Kiwi business goes global

Kiwi business goes global

18 May 2016

During his phone interview for Network, Peter fondly mentions that he is watching his seven-year-old granddaughter compete in her first triathlon. Apparently she has leapt out of the pool with great gusto but is lagging with the transition as she dries off and ties her shoe laces.

He is big on family, but also big on business. Peter spends 130 days a year travelling as the managing director of public listed company, CBL Insurance (CBL).

He flies from one meeting to the next and rarely has the chance to unpack his suitcase while he visits CBL offices located in Australasia, Mexico, South East Asia, Europe and Africa.

Peter and his business partners bought CBL from the Dick family in Wellington in 1996. At the time it was a small company writing niche credit and financial risk insurance that generated about $2 million a year.

The company now has 150 employees, eight offices, three insurance companies and two underwriting agencies working worldwide and is valued at about $350m.

This figure has grown significantly over the past 15 years thanks to organic growth, strategic acquisition and a successful dual listing on the Australian and New Zealand stock exchanges late last year.

“We spent the first few years putting in a couple of new products but decided to focus on credit and financial risk. We saw a market for that,” Peter said.

The domestic market in New Zealand was too small for a specialist insurance company. So, CBL made the decision to expand internationally.

“We had two choices. We could grow CBL by taking on more traditional forms of insurance –property, casualty and natural disaster insurance – or stick to what we knew and understood and grow internationally.”

CBL decided that the best direction for the company wasn’t to grow exponentially by introducing high volume commodity type products like house, car and content insurance.

“We could substantially grow our revenue by doing that but our profits would only grow by a fraction of that revenue.”

So, in 2000, Peter and his partners started the overseas expansion of CBL.

“I was in charge of overseas sales and spent a number of years building up an international network of distributors and intermediaries who now sell our product deriving risk from various countries.”

As the company’s international growth took flight, CBL set up offices in Australasia, South East Asia, Latin America, Europe and Africa to support the intermediaries that placed insurance risk with CBL in New Zealand.

“With distributors and intermediaries working as part of the CBL team we get the benefit of local market knowledge. We can’t do everything here from NZ.”

Peter says a lot of the company’s growth has been organic through existing business and through the strategic acquisition of insurance intermediaries along the way.

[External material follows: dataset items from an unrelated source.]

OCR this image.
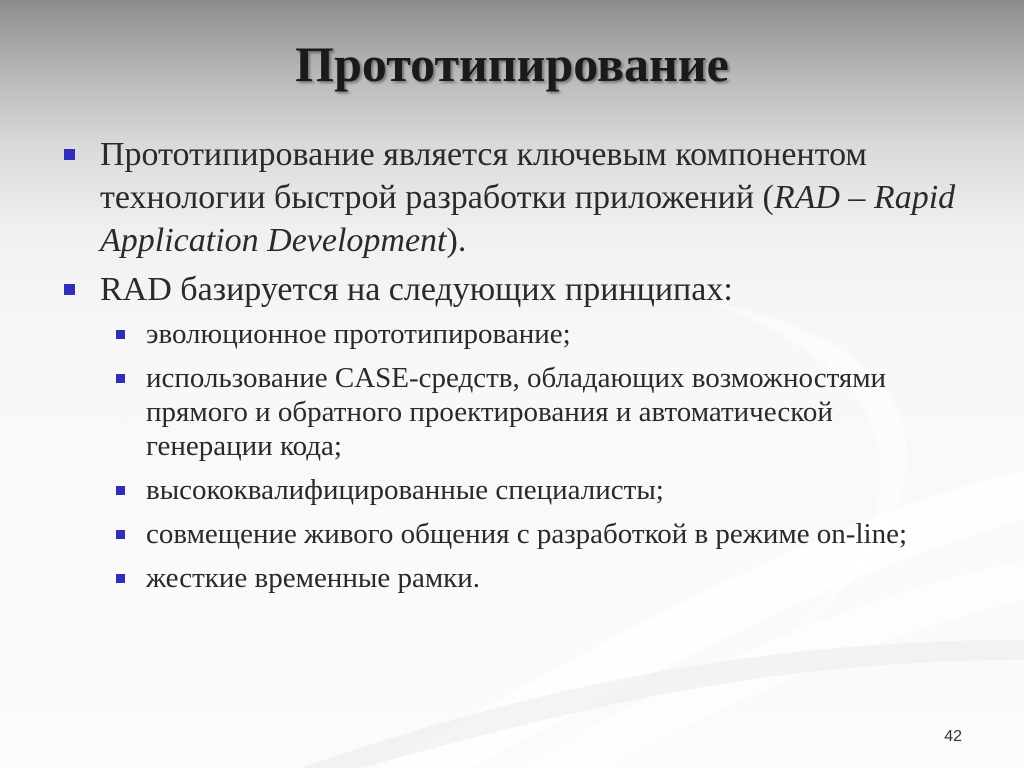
Прототипирование
Прототипирование является ключевым компонентом технологии быстрой разработки приложений (RAD – Rapid Application Development).
RAD базируется на следующих принципах:
эволюционное прототипирование;
использование CASE-средств, обладающих возможностями прямого и обратного проектирования и автоматической генерации кода;
высококвалифицированные специалисты;
совмещение живого общения с разработкой в режиме on-line;
жесткие временные рамки.
42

“All acquisitions have been successful and profitable and stay within the group. All the intermediaries that we work with have been with us for 10 or more years. We have very loyal distribution lines.”

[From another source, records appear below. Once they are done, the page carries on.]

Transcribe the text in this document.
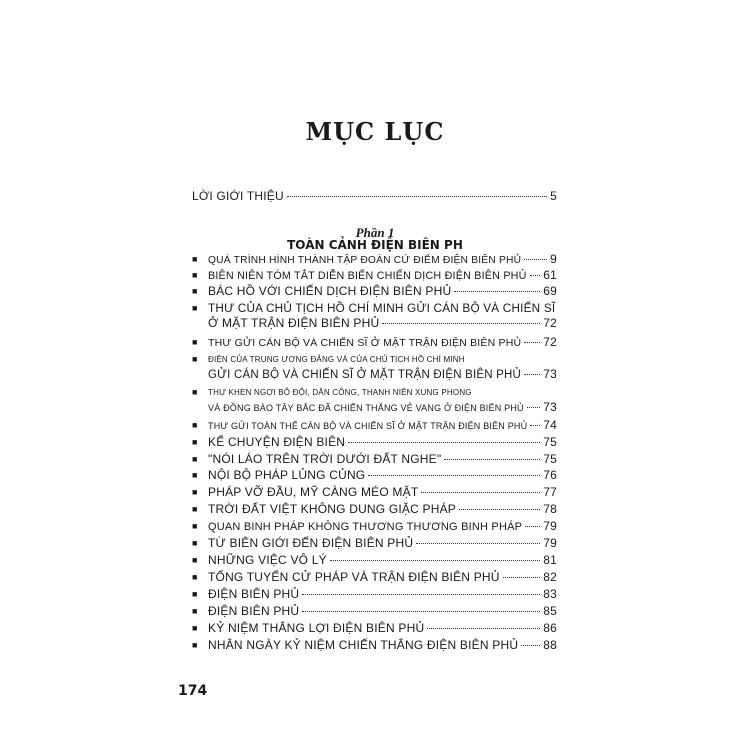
MỤC LỤC
LỜI GIỚI THIỆU	5
Phần 1
TOÀN CẢNH ĐIỆN BIÊN PH
■	QUÁ TRÌNH HÌNH THÀNH TẬP ĐOÀN CỨ ĐIỂM ĐIỆN BIÊN PHỦ 9
■ BIÊN NIÊN TÓM TẮT DIỄN BIẾN CHIẾN DỊCH ĐIỆN BIÊN PHỦ 61
■ BÁC HỒ VỚI CHIẾN DỊCH ĐIỆN BIÊN PHỦ	69
■ THƯ CỦA CHỦ TỊCH HỒ CHÍ MINH GỬI CÁN BỘ VÀ CHIẾN SĨ
Ở MẶT TRẬN ĐIỆN BIÊN PHỦ	72
■	THƯ GỬI CÁN BỘ VÀ CHIẾN SĨ Ở MẶT TRẬN ĐIỆN BIÊN PHỦ 72
■	ĐIỆN CỦA TRUNG ƯƠNG ĐẢNG VÀ CỦA CHỦ TỊCH HỒ CHÍ MINH
GỬI CÁN BỘ VÀ CHIẾN SĨ Ở MẶT TRẬN ĐIỆN BIÊN PHỦ 73
■	THƯ KHEN NGỢI BỘ ĐỘI, DÂN CÔNG, THANH NIÊN XUNG PHONG
VÀ ĐỒNG BÀO TÂY BẮC ĐÃ CHIẾN THẮNG VẺ VANG Ở ĐIỆN BIÊN PHỦ 73
■	THƯ GỬI TOÀN THỂ CÁN BỘ VÀ CHIẾN SĨ Ở MẶT TRẬN ĐIỆN BIÊN PHỦ 74
■ KỂ CHUYỆN ĐIỆN BIÊN	75
■ "NÓI LÁO TRÊN TRỜI DƯỚI ĐẤT NGHE"	75
■ NỘI BỘ PHÁP LỦNG CỦNG	76
■ PHÁP VỠ ĐẦU, MỸ CÀNG MÉO MẶT	77
■ TRỜI ĐẤT VIỆT KHÔNG DUNG GIẶC PHÁP	78
■ QUAN BINH PHÁP KHÔNG THƯƠNG THƯƠNG BINH PHÁP 79
■ TỪ BIÊN GIỚI ĐẾN ĐIỆN BIÊN PHỦ	79
■ NHỮNG VIỆC VÔ LÝ	81
■ TỔNG TUYỂN CỬ PHÁP VÀ TRẬN ĐIỆN BIÊN PHỦ	82
■ ĐIỆN BIÊN PHỦ	83
■ ĐIỆN BIÊN PHỦ	85
■ KỶ NIỆM THẮNG LỢI ĐIỆN BIÊN PHỦ	86
■ NHÂN NGÀY KỶ NIỆM CHIẾN THẮNG ĐIỆN BIÊN PHỦ 88
174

Early last year CBL decided to increase the company’s capital by becoming a public listed company on the Australian and New Zealand stock exchanges.

“We have been fortunate over the years to be very profitable and to add those profits to our capital base as we go. We have never had to put in further capital but we saw some real opportunity and thought we would look to the market for additional capital.”

The market’s volatility towards the end of 2015 didn’t deter the team from listing.

“Our view was that we had made a plan and that we would stick with it and execute it. We were looking for long term investors who would see through the volatility.”

Through a series of roadshows in Australia, New Zealand and Hong Kong, CBL raised $198 million.

“We got a firm commitment from investors for $198 million. We were able to scale down the offers to get high quality spread of investors.”

CBL debuted at a premium, in an IPO that raised $125m.

Peter and his partners have no plans for slowing down anytime soon, $90m of this is earmarked for growth.

“We are focused on our underwriting profiles and there are good opportunities to do that. There are growing markets, there are growing economies and there is a lack of competition in our market.”

His driven, hard-working attitude comes from his modest upbringing on the family farm. Peter’s parents are Waikato dairy farmers and his first ever job was washing wool for a Waikato based company. He then went on to study a Bachelor of Accounting at the Waikato Institute of Technology.

Peter has also been heavily involved in youth programmes like Project K, an initiative that pairs mentors with on-the-edgeteenagers. He is a big believer in youth endeavour which is reflected in his work as a founding member of the Spirit of Adventure Foundation.